I am helping to troubleshoot an existing Windows failover cluster on Windows Server 2019 Data Center. The cluster is set up to use Storage Spaces Direct (http://aka.ms/s2d) but there are problems with the deployment, specifically the network driver versions are mismatched on the NIC ports used by S2D. To help upright the cluster, I will take the cluster down and go to a same-driver-version for all network ports on all nodes. Currently the plan is to run the NIC driver install after the cluster is offline, then simultaneously reboot all nodes and online the cluster.
Here is the rub: there apparently is NO official documentation on how to do this safely, other than doing an in-place update/upgrade of the driver software.
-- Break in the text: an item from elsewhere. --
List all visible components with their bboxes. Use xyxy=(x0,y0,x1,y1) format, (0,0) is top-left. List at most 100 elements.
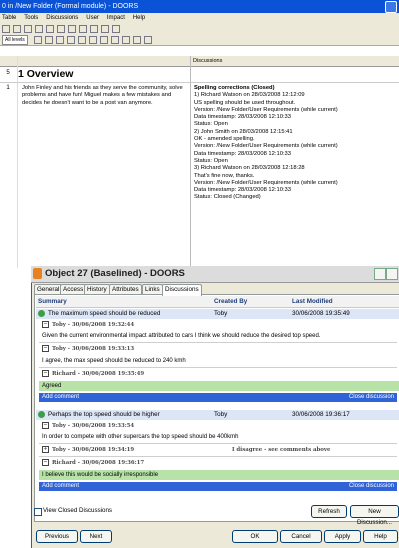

Removal of the device entries followed by re-installation of the new driver software appears to be "a bit heavy-handed" as it will also entail a complete reset of the networking stack, via (somewhat obscure) powershell commands.
The Question (in three pieces):
Is there a known-best-practice for updating NIC drivers on a failover cluster running S2D (not to be confused with HDD or SDD or NVMe drivers) that would guarantee a clean driver update without disturbing the cluster?
Is my "in place" method sufficient, and will work as intended?
Or is this cluster simply done and over and probably needs a destroy-and-rebuild?
In the unlikely scenario where NICs with different firmware versions don't work well together what you are doing would make sense. But normally you should explore CAU cluster-aware updates as a possible option.DELL/HP and Lenovo have integrated CAU in their workflows.